Assim como fizeram um despejo desinformativo de 20 horas nos dias mais críticos, o motim da polícia foi promovido pela mídia. Os canais de televisão começaram a ir ao conjunto das regiões para assediar os comandos militares, perguntando e incentivando: “Vocês não estão amotinados, o que falta, já estão prontos?”. A mídia incendiou o país durante 24 horas. Porém assim que toma posse essa autoproclamada presidenta, de repente, a programação muda e volta à normalidade.

Há os massacres em Senkata, em Cochabamba, e há o incômodo com os moradores das províncias de El Alto, que chegam à cidade, essas pessoas são reduzidas a vândalos, saqueadores, hordas masistas. Mas quem teve suas casas queimadas? Queimar os tribunais eleitorais, a casa do governador de Oruro, do deputado de Potosi, da irmã do presidente, isso tudo não era delito.

Meios de comunicação como Opinião, um jornal supostamente de renome, falou sobre o roubo de a casa que um irmão do presidente Evo tem aqui em Cochabamba. Nesta campanha, dá a entender da existência de muitas versões. E o jornal diz que deve ter sido feita uma autodestruição para vitimizar-se, que o presidente, assim que saiu, havia dado essa ordem a seus guardas. Francamente, é decepcionante. Não encontro a palavra para expressar a indignação que causa o comportamento destes meios, especialmente de emissoras de rádio e televisão que tanto se aproveitaram durante o governo Evo. Eles não só se beneficiaram da publicidade como tiveram ampliada a vigência da licença de funcionamento até o ano 2034. Eu sempre estive contra essa política, o resultado aí está.

Quais devem ser os próximos passos e como posicionar os comunicadores na luta contra essa ditadura?

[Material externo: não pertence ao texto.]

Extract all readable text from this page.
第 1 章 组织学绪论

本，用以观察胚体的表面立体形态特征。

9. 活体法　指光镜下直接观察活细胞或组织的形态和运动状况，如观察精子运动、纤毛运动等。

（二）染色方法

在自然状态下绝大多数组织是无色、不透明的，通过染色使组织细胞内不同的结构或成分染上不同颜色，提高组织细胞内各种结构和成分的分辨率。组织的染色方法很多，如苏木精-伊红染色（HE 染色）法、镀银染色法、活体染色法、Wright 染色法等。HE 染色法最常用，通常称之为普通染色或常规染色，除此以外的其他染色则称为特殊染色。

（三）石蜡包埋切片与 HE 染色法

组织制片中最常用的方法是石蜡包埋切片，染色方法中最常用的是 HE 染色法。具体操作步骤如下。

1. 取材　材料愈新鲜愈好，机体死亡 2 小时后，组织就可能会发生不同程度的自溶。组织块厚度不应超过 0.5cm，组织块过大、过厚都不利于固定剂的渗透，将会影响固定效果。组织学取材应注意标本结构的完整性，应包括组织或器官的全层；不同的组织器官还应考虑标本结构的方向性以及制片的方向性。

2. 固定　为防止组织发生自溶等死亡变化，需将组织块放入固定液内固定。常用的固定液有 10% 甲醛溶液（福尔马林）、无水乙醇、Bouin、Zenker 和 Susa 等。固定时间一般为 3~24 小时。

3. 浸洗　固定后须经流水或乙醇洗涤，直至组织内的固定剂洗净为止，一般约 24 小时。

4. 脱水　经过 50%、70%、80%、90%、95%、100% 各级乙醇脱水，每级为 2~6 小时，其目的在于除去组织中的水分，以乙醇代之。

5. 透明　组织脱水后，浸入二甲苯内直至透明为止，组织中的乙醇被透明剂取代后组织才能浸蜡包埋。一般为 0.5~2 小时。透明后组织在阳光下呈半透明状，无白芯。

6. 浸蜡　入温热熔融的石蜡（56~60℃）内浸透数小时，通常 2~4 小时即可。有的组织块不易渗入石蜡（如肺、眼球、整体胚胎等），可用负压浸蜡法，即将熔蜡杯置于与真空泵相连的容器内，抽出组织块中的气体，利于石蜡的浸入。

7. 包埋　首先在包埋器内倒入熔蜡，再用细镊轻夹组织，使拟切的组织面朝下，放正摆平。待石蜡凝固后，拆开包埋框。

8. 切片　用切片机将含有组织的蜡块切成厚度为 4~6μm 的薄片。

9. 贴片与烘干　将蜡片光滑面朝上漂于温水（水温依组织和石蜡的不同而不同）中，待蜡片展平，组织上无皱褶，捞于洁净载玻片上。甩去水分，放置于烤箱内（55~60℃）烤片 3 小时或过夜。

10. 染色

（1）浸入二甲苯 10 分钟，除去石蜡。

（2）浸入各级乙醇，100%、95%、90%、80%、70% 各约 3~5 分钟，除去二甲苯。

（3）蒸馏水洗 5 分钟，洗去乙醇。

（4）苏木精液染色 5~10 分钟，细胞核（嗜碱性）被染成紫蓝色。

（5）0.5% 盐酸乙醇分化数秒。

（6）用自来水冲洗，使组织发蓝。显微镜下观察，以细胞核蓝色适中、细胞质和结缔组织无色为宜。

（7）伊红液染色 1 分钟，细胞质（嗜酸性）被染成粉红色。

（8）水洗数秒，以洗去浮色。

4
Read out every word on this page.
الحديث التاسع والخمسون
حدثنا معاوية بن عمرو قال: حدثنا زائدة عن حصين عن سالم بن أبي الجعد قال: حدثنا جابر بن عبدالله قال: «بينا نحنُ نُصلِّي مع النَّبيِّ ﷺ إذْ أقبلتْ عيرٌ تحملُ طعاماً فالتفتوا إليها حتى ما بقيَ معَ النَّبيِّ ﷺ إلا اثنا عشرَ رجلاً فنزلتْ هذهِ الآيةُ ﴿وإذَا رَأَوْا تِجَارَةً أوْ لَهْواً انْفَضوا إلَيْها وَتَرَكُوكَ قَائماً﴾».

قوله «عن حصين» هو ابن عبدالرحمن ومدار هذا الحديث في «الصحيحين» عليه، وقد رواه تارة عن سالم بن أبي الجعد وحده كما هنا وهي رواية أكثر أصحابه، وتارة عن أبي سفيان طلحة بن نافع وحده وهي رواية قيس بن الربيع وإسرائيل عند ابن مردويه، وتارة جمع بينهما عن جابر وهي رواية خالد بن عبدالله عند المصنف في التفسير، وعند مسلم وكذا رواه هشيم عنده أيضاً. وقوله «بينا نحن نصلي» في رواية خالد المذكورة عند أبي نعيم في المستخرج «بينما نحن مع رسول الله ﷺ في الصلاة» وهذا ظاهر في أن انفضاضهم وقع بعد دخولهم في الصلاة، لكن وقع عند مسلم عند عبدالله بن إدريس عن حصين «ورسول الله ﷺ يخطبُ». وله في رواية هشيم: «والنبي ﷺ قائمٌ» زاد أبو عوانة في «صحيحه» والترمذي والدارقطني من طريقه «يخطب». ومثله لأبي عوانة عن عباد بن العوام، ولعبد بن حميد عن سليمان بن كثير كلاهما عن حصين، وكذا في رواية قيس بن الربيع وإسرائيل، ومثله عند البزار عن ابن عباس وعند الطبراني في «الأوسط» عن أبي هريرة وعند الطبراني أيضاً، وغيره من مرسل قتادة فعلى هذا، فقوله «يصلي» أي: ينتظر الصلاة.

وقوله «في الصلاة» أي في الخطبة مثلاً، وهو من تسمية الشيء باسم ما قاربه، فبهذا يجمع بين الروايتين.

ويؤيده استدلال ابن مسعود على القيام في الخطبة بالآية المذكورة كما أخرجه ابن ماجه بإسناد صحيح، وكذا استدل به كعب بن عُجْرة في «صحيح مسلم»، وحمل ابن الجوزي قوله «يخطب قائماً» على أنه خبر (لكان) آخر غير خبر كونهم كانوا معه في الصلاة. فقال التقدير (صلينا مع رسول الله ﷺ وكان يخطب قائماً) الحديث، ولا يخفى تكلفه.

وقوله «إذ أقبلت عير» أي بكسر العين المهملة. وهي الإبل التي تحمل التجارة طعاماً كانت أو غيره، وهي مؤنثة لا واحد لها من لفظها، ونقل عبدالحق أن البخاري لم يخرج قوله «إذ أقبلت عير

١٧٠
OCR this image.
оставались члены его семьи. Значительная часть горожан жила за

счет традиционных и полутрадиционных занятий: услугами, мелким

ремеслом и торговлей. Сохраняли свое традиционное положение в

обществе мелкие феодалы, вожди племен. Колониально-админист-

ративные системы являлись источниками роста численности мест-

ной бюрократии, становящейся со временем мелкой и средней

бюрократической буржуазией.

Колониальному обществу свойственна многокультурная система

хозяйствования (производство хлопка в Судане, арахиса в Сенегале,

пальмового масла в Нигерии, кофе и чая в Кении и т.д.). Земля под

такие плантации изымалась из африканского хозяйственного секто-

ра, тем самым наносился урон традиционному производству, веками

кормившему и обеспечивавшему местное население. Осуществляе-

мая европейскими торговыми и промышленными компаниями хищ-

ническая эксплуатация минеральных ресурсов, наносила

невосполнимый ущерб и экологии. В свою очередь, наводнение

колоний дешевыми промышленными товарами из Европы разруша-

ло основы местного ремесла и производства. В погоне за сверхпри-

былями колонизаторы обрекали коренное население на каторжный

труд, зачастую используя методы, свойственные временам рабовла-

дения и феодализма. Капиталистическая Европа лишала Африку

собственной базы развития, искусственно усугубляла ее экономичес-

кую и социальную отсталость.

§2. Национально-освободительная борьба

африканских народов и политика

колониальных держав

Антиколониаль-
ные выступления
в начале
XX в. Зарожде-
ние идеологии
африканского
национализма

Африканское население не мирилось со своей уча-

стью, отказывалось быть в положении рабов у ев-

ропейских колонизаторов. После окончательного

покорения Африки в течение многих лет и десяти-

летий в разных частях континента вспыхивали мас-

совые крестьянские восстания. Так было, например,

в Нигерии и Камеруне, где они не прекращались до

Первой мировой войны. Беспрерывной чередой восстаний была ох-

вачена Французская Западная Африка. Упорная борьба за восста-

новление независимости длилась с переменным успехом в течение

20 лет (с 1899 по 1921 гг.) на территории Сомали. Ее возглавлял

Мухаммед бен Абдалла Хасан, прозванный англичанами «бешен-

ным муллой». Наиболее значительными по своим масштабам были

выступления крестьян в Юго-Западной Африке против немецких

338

Creio que há vários passos que nos esperam. Primeiro. a nível orgânico do MAS necessitamos voltar às bases, como dizemos. Precisamos ter um espaço de análise, de reflexão, de autocrítica. Porque tampouco seria correto dizer que não cometemos erros. E a comunicação é chave.

Temos de defender o que são os nossos meios, que custaram sangue das organizações populares. Tivemos a oportunidade de o Estado ter feito durante 14 anos um acompanhamento das organizações sociais e da comunicação desde as organizações. Temos que lutar para defender este avanço, mas lamentavelmente notamos que a vontade política do novo governo é o oposto, ao revés.

Eu diria que devemos passar à resistência, mas nos organizando com vistas às eleições. E aí a comunicação vai jogar um papel importante. Primeiro há uma comunicação que vai além dos meios, que se dá nas reuniões ampliadas, nos coletivos, precisamos voltar ao trabalho porta a porta, a uma comunicação desde abaixo. Porém necessitamos aliados e aí a imprensa internacional, e um coletivo como o ComunicaSul, contribuirá significativamente para a denúncia e o acompanhamento da realidade boliviana, não permitindo que um governo ditatorial se cubra com um manto democrático.